How to Motivate People Beyond Money
The imperative to make a critical shift forward is written on the walls of our workplaces. Money is not enough, because in a world of increasing change, challenges, competition the litmus test, the NEW currency of success is providing YOUR people, YOUR bread and butter, the foundation of YOUR success, with a workplace that is purposeful, engaging and allows them to not only grow professionally but personally.
Despite a growing body of research to the contrary, most organisations remain fixated on incentive and punishment as the key methodologies for employee motivation and engagement. Many leaders find it hard to imagine an organisational context where money isn’t the driving force behind the motivation of their people. Whilst money will remain the primary reason why most of us decide to work it actually isn’t an effective motivator nor is it actually very effective as a means to drive higher performance.
If you see organisations like an engine, any engine needs fuel. The traditional fuel that powers that engine was incentive and reward or punishment and fear. The features of this engine design were bonus schemes, performance awards, KPI based management, disciplinary processes and even anger/aggression. What we’re seeing today is that the current workforce is running on a different kind of fuel so the ‘engine’ of the organisation must now change in response. The workforce we have today is fuelled by wanting to do meaningful work, wanting to feel trusted, wanting to feel respected. Our organisations now need to change their design accordingly so that we are able to use that particular fuel.
Let’s move away from the analogy to real life. A simple way to understand this is to ask yourself, “When my boss asks me to do something, why am I agreeing to do it?”
The answer will fall into two camps:
1) I’ve got to do it because it’s my job, because I’m contracted to do it, because I’m afraid of punishment or because maybe there’s a reward which I desire, it could even be that there’s some politics at play meaning I want to keep my boss happy.
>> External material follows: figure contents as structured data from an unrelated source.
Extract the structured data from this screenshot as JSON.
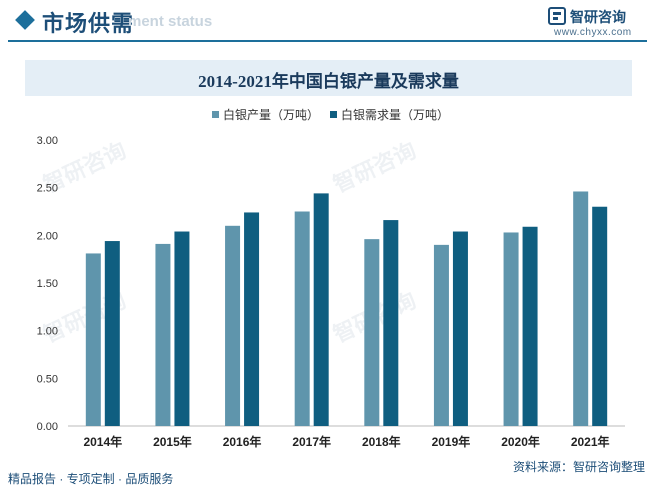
{
  "header": {
    "title": "市场供需",
    "subtitle": "ment status"
  },
  "brand": {
    "name": "智研咨询",
    "url": "www.chyxx.com"
  },
  "watermark": "智研咨询",
  "footer": {
    "left": "精品报告 · 专项定制 · 品质服务",
    "source": "资料来源：智研咨询整理"
  },
  "colors": {
    "production": "#5f95ac",
    "demand": "#0f5e80",
    "accent": "#1d6f9b"
  },
  "chart_data": {
    "type": "bar",
    "title": "2014-2021年中国白银产量及需求量",
    "categories": [
      "2014年",
      "2015年",
      "2016年",
      "2017年",
      "2018年",
      "2019年",
      "2020年",
      "2021年"
    ],
    "series": [
      {
        "name": "白银产量（万吨）",
        "values": [
          1.81,
          1.91,
          2.1,
          2.25,
          1.96,
          1.9,
          2.03,
          2.46
        ]
      },
      {
        "name": "白银需求量（万吨）",
        "values": [
          1.94,
          2.04,
          2.24,
          2.44,
          2.16,
          2.04,
          2.09,
          2.3
        ]
      }
    ],
    "yticks": [
      "0.00",
      "0.50",
      "1.00",
      "1.50",
      "2.00",
      "2.50",
      "3.00"
    ],
    "ylim": [
      0,
      3
    ],
    "legend": "top-center",
    "grid": false
  }
}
2) Because I’d enjoy doing it, because I agree with it, it feels right to me, I want to support my boss, I see it as a positive challenge.
This is hugely important to organisations right now because the historical relationship between employee and employer is about, “I give you x amount of hours in return for a certain amount of salary.” The thing with this transaction is it has to be equal and fair. The problem becomes, as companies ask employees to do more, to give more hours, to put more effort in, most people aren’t seeing more salary so the transaction starts to look unfair.
Organisations are starting to realise that they need deeper relationships with their employees in order to rise above the wave of turbulence in the industry.
Simply put, the traditional methodology of organisational performance management ensured employees came to work for money and kept working by carrot or stick systems. The modern design of high performing organisations has taken a radical step away from this design and in doing so it seeing a radical shift in organisational performance.
The research is unequivocal; a 2013 paper by Gallup looked at 263 research studies across 192 organisations in 49 industries and 34 countries. In total, they studied 49,928 business units including 1,390,941 employees. Their findings showed that organisations with an average of 9.3 engaged employees for every actively disengaged employee experienced 147% higher earnings per share (EPS) compared with their competition.
I’m sure you recognise that what you enjoy in work, what gives you satisfaction in work, it’s not really about the pay cheque and benefits, those are very important to you but they don’t cause you to feel energetic, passionate, dedicated or absorbed. These words come from a different place; they come from intrinsic motivation, a feeling from inside ourselves rather than from external stimulus. With this in mind organisations today need to focus on how they create a sense of EMOTIONAL rewards and satisfaction for employees. The key influencing areas to drive emotional satisfaction in work are:
i) Line manager personality
ii) Characteristics of day to day work
iii) Organisational culture
iv) Senior team qualities/traits
v) Induction and orientation process
If we want to change the design of our organisations then we need to take a deep and hard look at these critical areas. We need to change the design of the organisational engine to promote intrinsic satisfaction from work, environment and our working relationships. This cannot happen through management, through process and systems. This is a human issue and needs human solutions.
In conclusion, I would emphasise that this doesn’t mean we can get employees to work really hard and not pay them. People are always going to want to be fairly and appropriately compensated for the work that they do and moreover, it’s right that organisations reward people for their efforts, time and even sacrifices. But the key is, beyond these things we must find a more meaningful and a deeper relationship with our employees. There is a wealth of motivation to be found once we move beyond money.